Es cierto, el terremoto visibilizó la latencia/potencia de lo cotidiano... Pero solo para eso, para poder seguir viviendo, no hay ánimo de trascendencia, ni de supraorganización... Esta vivencia es lo que llamamos un simulacro:
Los simulacros nos hacen vivir cosas que parece que no podamos vivir en nuestra vida real, pero al vivirlas en ese momento hace que no paralicemos la esperanza de lo imposible. Los simulacros ayudan a sobrevivir. Son una “no renuncia” a sentir/pensar/hacer experiencias diferentes. Facilita que cuando “el virus” entre se reproduzca, pero no quiere decir que está abierto, sino que está “no paralizado”, que esa experiencia queda grabada para una próxima vez que haga falta recurrir a ella, pero que por ella misma no hará nada si no se contamina…Abren a la esperanza de lo imposible.

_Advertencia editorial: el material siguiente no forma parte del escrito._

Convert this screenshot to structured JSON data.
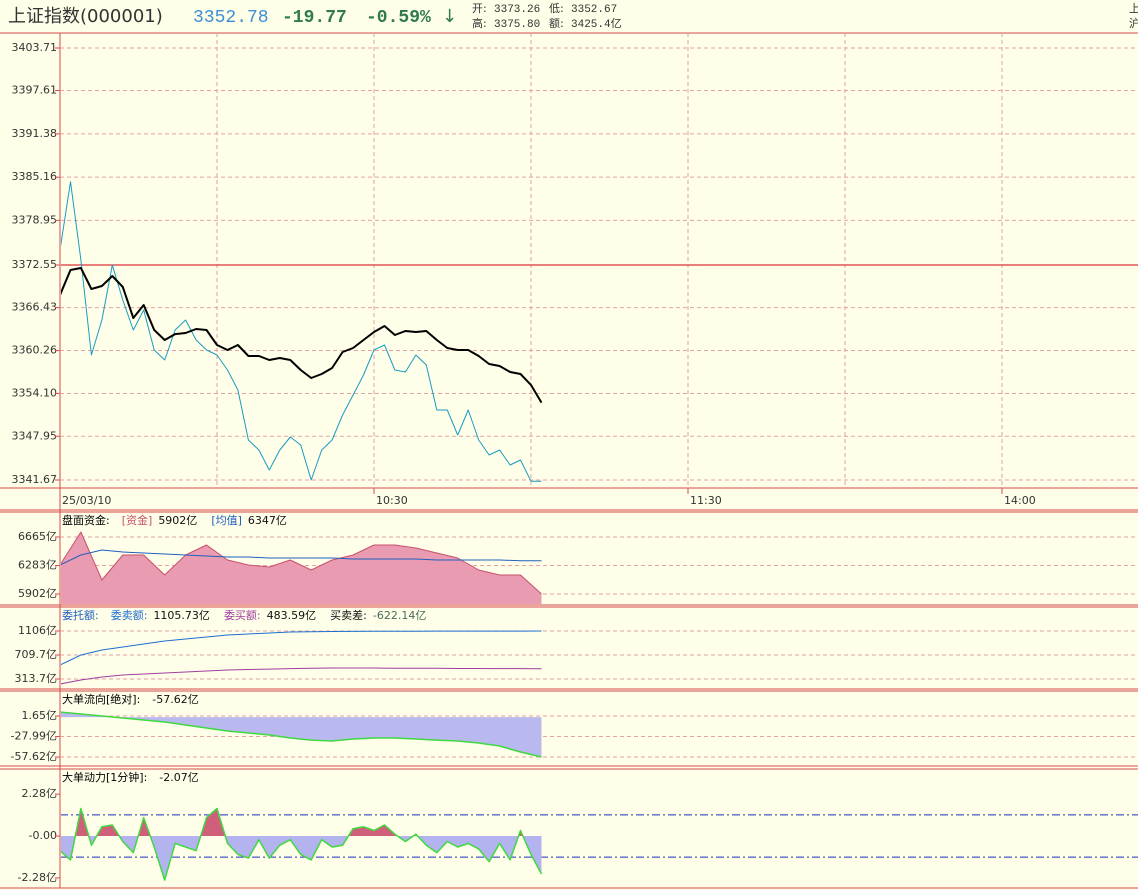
{
  "header": {
    "title": "上证指数(000001)",
    "price": "3352.78",
    "change": "-19.77",
    "change_pct": "-0.59%",
    "arrow": "↓",
    "stats": [
      {
        "label": "开:",
        "value": "3373.26"
      },
      {
        "label": "低:",
        "value": "3352.67"
      },
      {
        "label": "高:",
        "value": "3375.80"
      },
      {
        "label": "额:",
        "value": "3425.4亿"
      }
    ],
    "edge": [
      "上",
      "沪"
    ]
  },
  "chart_data": [
    {
      "type": "line",
      "x": [
        0,
        2,
        4,
        6,
        8,
        10,
        12,
        14,
        16,
        18,
        20,
        22,
        24,
        26,
        28,
        30,
        32,
        34,
        36,
        38,
        40,
        42,
        44,
        46,
        48,
        50,
        52,
        54,
        56,
        58,
        60,
        62,
        64,
        66,
        68,
        70,
        72,
        74,
        76,
        78,
        80,
        82,
        84,
        86,
        88,
        90,
        92
      ],
      "xlim": [
        0,
        240
      ],
      "xticks": [
        {
          "value": 0,
          "label": "25/03/10"
        },
        {
          "value": 60,
          "label": "10:30"
        },
        {
          "value": 120,
          "label": "11:30"
        },
        {
          "value": 180,
          "label": "14:00"
        }
      ],
      "xgrid": [
        30,
        60,
        90,
        120,
        150,
        180
      ],
      "ylim": [
        3341.67,
        3403.71
      ],
      "yticks": [
        3403.71,
        3397.61,
        3391.38,
        3385.16,
        3378.95,
        3372.55,
        3366.43,
        3360.26,
        {
          "value": 3354.1,
          "label": "3354.10"
        },
        3347.95,
        3341.67
      ],
      "grid": true,
      "ref_lines": [
        3372.55
      ],
      "ref_color": "#e05555",
      "series": [
        {
          "color": "#1a9bc4",
          "width": 1,
          "values": [
            3374.7,
            3384.5,
            3373.27,
            3359.62,
            3364.65,
            3372.55,
            3367.52,
            3363.21,
            3366.08,
            3360.34,
            3358.9,
            3363.21,
            3364.65,
            3361.78,
            3360.34,
            3359.62,
            3357.47,
            3354.59,
            3347.41,
            3345.98,
            3343.1,
            3345.98,
            3347.84,
            3346.69,
            3341.67,
            3345.98,
            3347.41,
            3351.0,
            3353.87,
            3356.75,
            3360.34,
            3361.06,
            3357.47,
            3357.18,
            3359.62,
            3358.18,
            3351.72,
            3351.72,
            3348.13,
            3351.72,
            3347.41,
            3345.26,
            3345.98,
            3343.82,
            3344.54,
            3341.5,
            3341.5
          ]
        },
        {
          "color": "#000000",
          "width": 2,
          "values": [
            3368.24,
            3371.83,
            3372.11,
            3369.1,
            3369.53,
            3370.97,
            3369.39,
            3364.93,
            3366.8,
            3363.21,
            3361.78,
            3362.63,
            3362.78,
            3363.35,
            3363.21,
            3361.06,
            3360.34,
            3361.06,
            3359.48,
            3359.48,
            3358.9,
            3359.19,
            3358.9,
            3357.47,
            3356.32,
            3356.89,
            3357.75,
            3360.05,
            3360.63,
            3361.78,
            3362.92,
            3363.79,
            3362.49,
            3363.07,
            3362.92,
            3363.07,
            3361.78,
            3360.63,
            3360.34,
            3360.34,
            3359.48,
            3358.33,
            3358.04,
            3357.18,
            3356.89,
            3355.31,
            3352.78
          ]
        }
      ]
    },
    {
      "type": "line",
      "title": "盘面资金:",
      "title_color": "#000000",
      "x": [
        0,
        4,
        8,
        12,
        16,
        20,
        24,
        28,
        32,
        36,
        40,
        44,
        48,
        52,
        56,
        60,
        64,
        68,
        72,
        76,
        80,
        84,
        88,
        92
      ],
      "xlim": [
        0,
        240
      ],
      "ylim": [
        5768,
        6986
      ],
      "yticks": [
        {
          "value": 6665,
          "label": "6665亿"
        },
        {
          "value": 6283,
          "label": "6283亿"
        },
        {
          "value": 5902,
          "label": "5902亿"
        }
      ],
      "grid": true,
      "series": [
        {
          "name": "[资金]",
          "current": "5902亿",
          "color": "#c8506e",
          "fill": "#e89bb1",
          "width": 1,
          "values": [
            6290,
            6732,
            6089,
            6424,
            6424,
            6156,
            6424,
            6558,
            6357,
            6290,
            6263,
            6357,
            6223,
            6357,
            6424,
            6558,
            6558,
            6518,
            6451,
            6384,
            6223,
            6156,
            6156,
            5902
          ]
        },
        {
          "name": "[均值]",
          "current": "6347亿",
          "color": "#2060c0",
          "width": 1,
          "values": [
            6290,
            6424,
            6491,
            6464,
            6451,
            6437,
            6424,
            6411,
            6397,
            6397,
            6384,
            6384,
            6384,
            6384,
            6370,
            6370,
            6370,
            6370,
            6357,
            6357,
            6357,
            6357,
            6347,
            6347
          ]
        }
      ]
    },
    {
      "type": "line",
      "title": "委托额:",
      "title_color": "#2060c0",
      "x": [
        0,
        4,
        8,
        12,
        16,
        20,
        24,
        28,
        32,
        36,
        40,
        44,
        48,
        52,
        56,
        60,
        64,
        68,
        72,
        76,
        80,
        84,
        88,
        92
      ],
      "xlim": [
        0,
        240
      ],
      "ylim": [
        149,
        1502
      ],
      "yticks": [
        {
          "value": 1106,
          "label": "1106亿"
        },
        {
          "value": 709.7,
          "label": "709.7亿"
        },
        {
          "value": 313.7,
          "label": "313.7亿"
        }
      ],
      "grid": true,
      "series": [
        {
          "name": "委卖额:",
          "current": "1105.73亿",
          "color": "#1e6fd0",
          "width": 1,
          "values": [
            545,
            710,
            792,
            842,
            891,
            941,
            974,
            1007,
            1040,
            1057,
            1073,
            1090,
            1095,
            1098,
            1100,
            1101,
            1102,
            1103,
            1104,
            1104,
            1105,
            1105,
            1105,
            1105.73
          ]
        },
        {
          "name": "委买额:",
          "current": "483.59亿",
          "color": "#a040a0",
          "width": 1,
          "values": [
            231,
            297,
            347,
            380,
            396,
            413,
            429,
            446,
            462,
            470,
            478,
            485,
            490,
            495,
            495,
            495,
            492,
            490,
            490,
            488,
            488,
            486,
            485,
            483.59
          ]
        }
      ],
      "diff": {
        "label": "买卖差:",
        "value": "-622.14亿"
      }
    },
    {
      "type": "line",
      "title": "大单流向[绝对]:",
      "title_color": "#000000",
      "x": [
        0,
        4,
        8,
        12,
        16,
        20,
        24,
        28,
        32,
        36,
        40,
        44,
        48,
        52,
        56,
        60,
        64,
        68,
        72,
        76,
        80,
        84,
        88,
        92
      ],
      "xlim": [
        0,
        240
      ],
      "ylim": [
        -70.6,
        37.8
      ],
      "yticks": [
        {
          "value": 1.65,
          "label": "1.65亿"
        },
        {
          "value": -27.99,
          "label": "-27.99亿"
        },
        {
          "value": -57.62,
          "label": "-57.62亿"
        }
      ],
      "grid": true,
      "series": [
        {
          "current": "-57.62亿",
          "color": "#40d840",
          "fill": "#b9b9f0",
          "width": 1.5,
          "values": [
            7.4,
            4.5,
            1.65,
            -1.2,
            -4.1,
            -7.0,
            -11.4,
            -15.7,
            -20.0,
            -22.9,
            -25.8,
            -30.2,
            -33.1,
            -34.5,
            -31.6,
            -30.2,
            -30.2,
            -31.6,
            -33.1,
            -34.5,
            -37.4,
            -41.7,
            -50.4,
            -57.62
          ]
        }
      ]
    },
    {
      "type": "line",
      "title": "大单动力[1分钟]:",
      "title_color": "#000000",
      "x": [
        0,
        2,
        4,
        6,
        8,
        10,
        12,
        14,
        16,
        18,
        20,
        22,
        24,
        26,
        28,
        30,
        32,
        34,
        36,
        38,
        40,
        42,
        44,
        46,
        48,
        50,
        52,
        54,
        56,
        58,
        60,
        62,
        64,
        66,
        68,
        70,
        72,
        74,
        76,
        78,
        80,
        82,
        84,
        86,
        88,
        90,
        92
      ],
      "xlim": [
        0,
        240
      ],
      "ylim": [
        -2.83,
        3.65
      ],
      "yticks": [
        {
          "value": 2.28,
          "label": "2.28亿"
        },
        {
          "value": 0,
          "label": "-0.00"
        },
        {
          "value": -2.28,
          "label": "-2.28亿"
        }
      ],
      "grid": false,
      "ref_lines": [
        1.15,
        -1.15
      ],
      "ref_color": "#2030c0",
      "series": [
        {
          "current": "-2.07亿",
          "color": "#40d840",
          "fill": "#d0607a",
          "fill_negative": "#b3b3f0",
          "width": 1.5,
          "values": [
            -0.8,
            -1.3,
            1.5,
            -0.5,
            0.5,
            0.6,
            -0.3,
            -0.9,
            1.0,
            -0.6,
            -2.4,
            -0.4,
            -0.6,
            -0.8,
            1.0,
            1.5,
            -0.4,
            -1.0,
            -1.2,
            -0.2,
            -1.2,
            -0.5,
            -0.2,
            -1.0,
            -1.3,
            -0.2,
            -0.6,
            -0.5,
            0.4,
            0.5,
            0.3,
            0.6,
            0.1,
            -0.3,
            0.1,
            -0.5,
            -0.9,
            -0.3,
            -0.6,
            -0.4,
            -0.7,
            -1.4,
            -0.4,
            -1.3,
            0.3,
            -1.0,
            -2.07
          ]
        }
      ]
    }
  ]
}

Los simulacros “suponen la disolución de los límites entre ficción y realidad, (...) es decir, son oportunidades para convertir las vivencias en saber efectivo y en experiencia, (...) propician el relato de aquello «no dicho», de aquello de lo que no se habla.” Rocío GÓMEZ ZÚÑIGA y Julián GONZÁLEZ MINA.
Los simulacros son vivencias, no el espectáculo de ver vivir, sino una vivencia en si misma, pero es una vivencia que se vive en una condiciones de espacio y tiempo tales, que pensamos que es una cosa que está circunscrita a esas condiciones especiales: como las del carnaval, o como las de la tasca/taberna/cantina... Pero a pesar de eso las hemos vivido y eso puede propiciar que se activen en el futuro, en eso que pensamos como la vida real.